Filme do Dia: Os Agentes do Destino (2011), George Nolfi

Os Agentes do Destino (The Adjustment Bureau, EUA, 2011). Direção: George Nolfi. Rot. Adaptado: George Nolfi, a partir do romance The Adjustment Team, de Philip K. Dick. Fotografia: John Toll. Música: Thomas Newman. Montagem: Jay Rabinowitz. Dir. de arte: Kevin Thompson & Steven H. Carter. Cenografia: Susan Bode. Figurinos: Kasia Walicka-Maimone. Com: Matt Damon, Emily Blunt, Michael Kelly, Anthony Mackie, John Slattery, Lisa Thoreson, Florence Kastriner, Phyllis MacBride.
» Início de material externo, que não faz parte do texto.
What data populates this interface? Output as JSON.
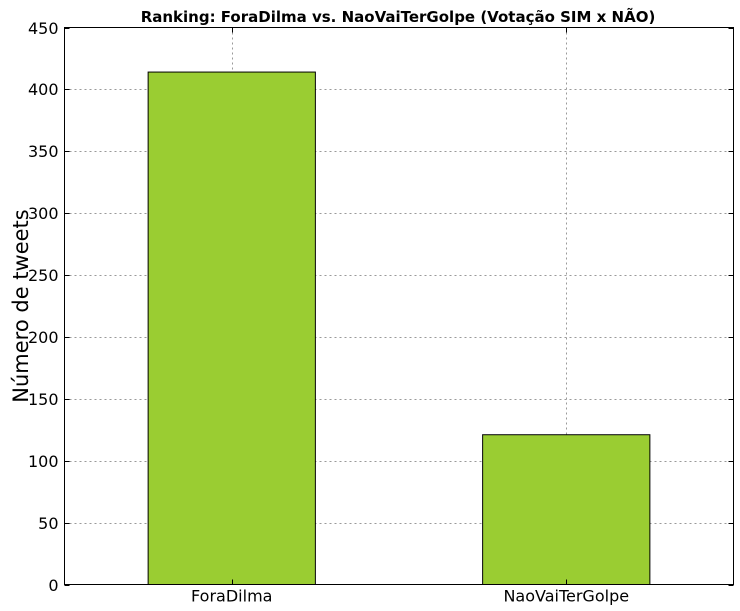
{
  "chart_data": {
    "type": "bar",
    "title": "Ranking: ForaDilma vs. NaoVaiTerGolpe (Votação SIM x NÃO)",
    "xlabel": "",
    "ylabel": "Número de tweets",
    "categories": [
      "ForaDilma",
      "NaoVaiTerGolpe"
    ],
    "values": [
      414,
      121
    ],
    "ylim": [
      0,
      450
    ],
    "yticks": [
      0,
      50,
      100,
      150,
      200,
      250,
      300,
      350,
      400,
      450
    ],
    "grid": true,
    "legend": "none",
    "bar_color": "#9acd32"
  }
}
David Norris (Damon) é um forte candidato a uma brilhante carreira política que vê sua vida subitamente transformada ao encontrar no banheiro masculino a bela Elise (Blunt). David descobre a existência de uma corporação subterrânea que direciona os destinos das pessoas e faz de tudo para que os dois permaneçam separados, pois só assim Elise se tornará um das mais brilhantes coreógrafas e bailarinas de seu tempo e Norris chegará a assumir a Casa Branca. Com  a ajuda de Harry Mitchell (Mackie), David consegue forças para lutar contra os desígnios preparados para ele e leva consigo Elise para longe do casamento com um outro homem, no momento do mesmo.
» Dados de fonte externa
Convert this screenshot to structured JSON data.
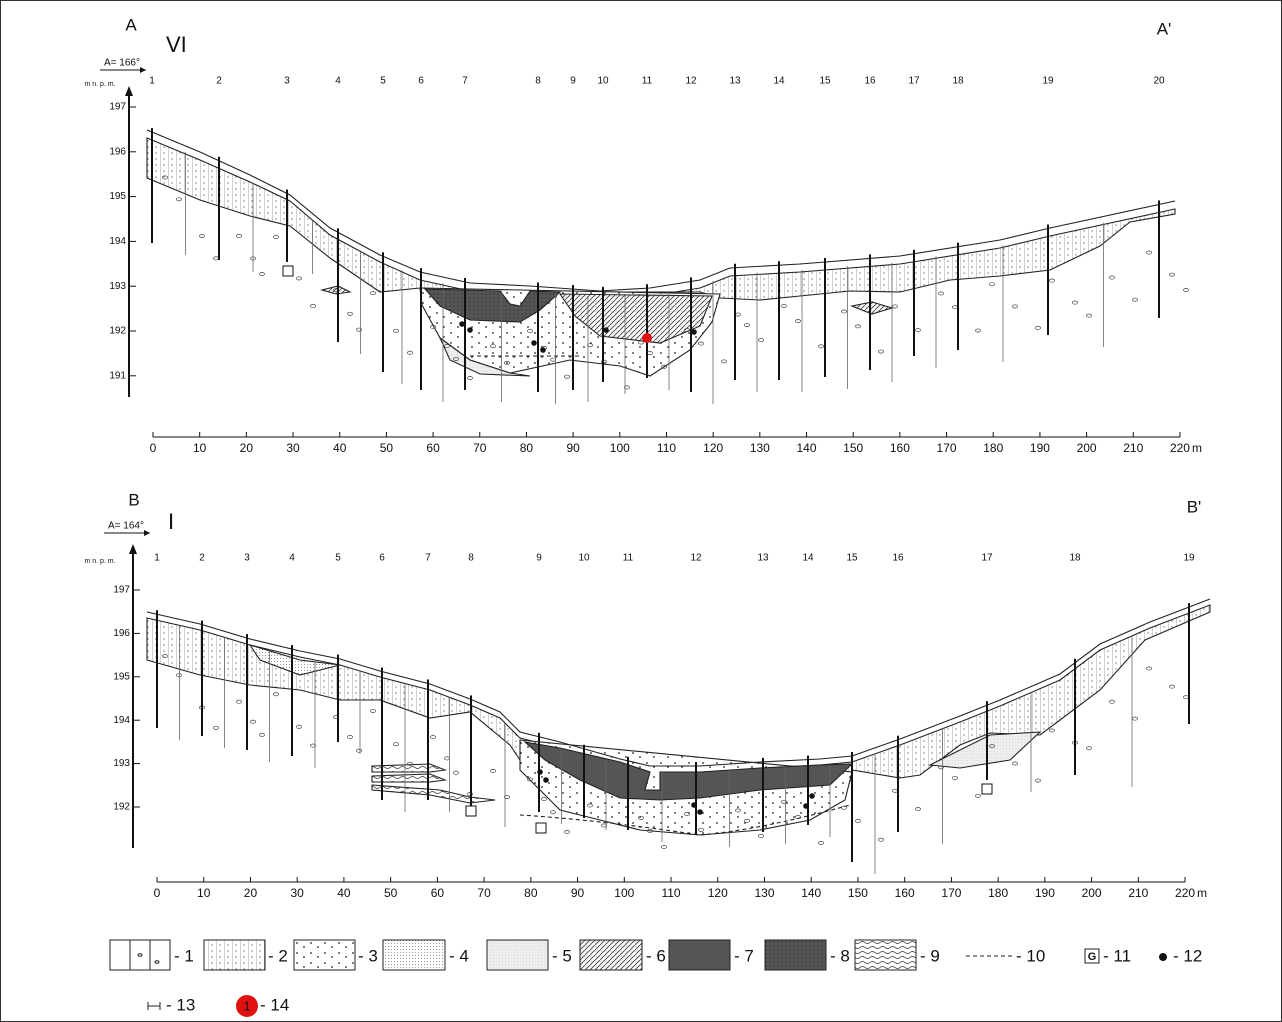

Essa adaptação de mais um romance de Dick (cuja obra adaptada para o cinema que se tornou mais célebre foi Blade Runner) é o filme de estréia do roteirista Nolfi, que certamente deveria estar pensando em seguir aqui os passos do sucesso de O Ultimato Bourne, também roteirizado por ele e com o mesmo Damon. O resultado, no entanto, soa por demais burocrático e pouco inventivo para se tornar minimamente interessante. Ao secundarizar a trama política pelo aberto – e inócuo – romantismo em meio a uma trama sobrenatural, essa mescla entre realismo e fantasia torna-se bem menos pródiga do que na ficção de Ridley Scott. O filme parece apenas reprocessar temas já por demais visitados pelo cinema, recente ou não. Das portas que se abrem para locais distintos (de uma maneira geral, bastante turísticos de Nova York, como o Museu de Arte Moderna ou a Estátua da Liberdade) que evoca a dinâmica do mundo da tela computadorizada (e que já havia rendido um uso mais interessante na animação Monstros S.A.) à referência a automatização associada ao universo das corporações, enquanto morte da individualidade, algo já presente no distante A Turba, tudo soa como um amontoado de clichês. Não falta o auxílio politicamente correto de um “anjo negro do bem” que irá dar o empurrãozinho final para a felicidade de casal, sintomaticamente pensada como distante da celebridade no mundo da política e da dança e não muito distante da do espectador médio ao qual foi pretensamente dirigido. Como reza a tradição da narrativa melodramática em sentido mais amplo, ocorre toda uma movimentação de vários agentes preocupados com o destino de um único homem. Por mais que fique claro que eles comandam o destino de quase todos, de fato do início ao final do filme eles parecem vinculados somente a figura de David, remetendo a fantasias narcísicas não menos condescendentes – ainda que de longe mais interessantes – como a do clássico A Felicidade Não se Compra (1946) de Frank Capra. Sua rotineira trilha sonora, insistente em se fazer presente na maior parte da ação, bem poderia servir como metáfora para o produto final da qual faz parte. Universal Pictures/Media Rights/Gambit Pictures para Universal Pictures. 106 minutos.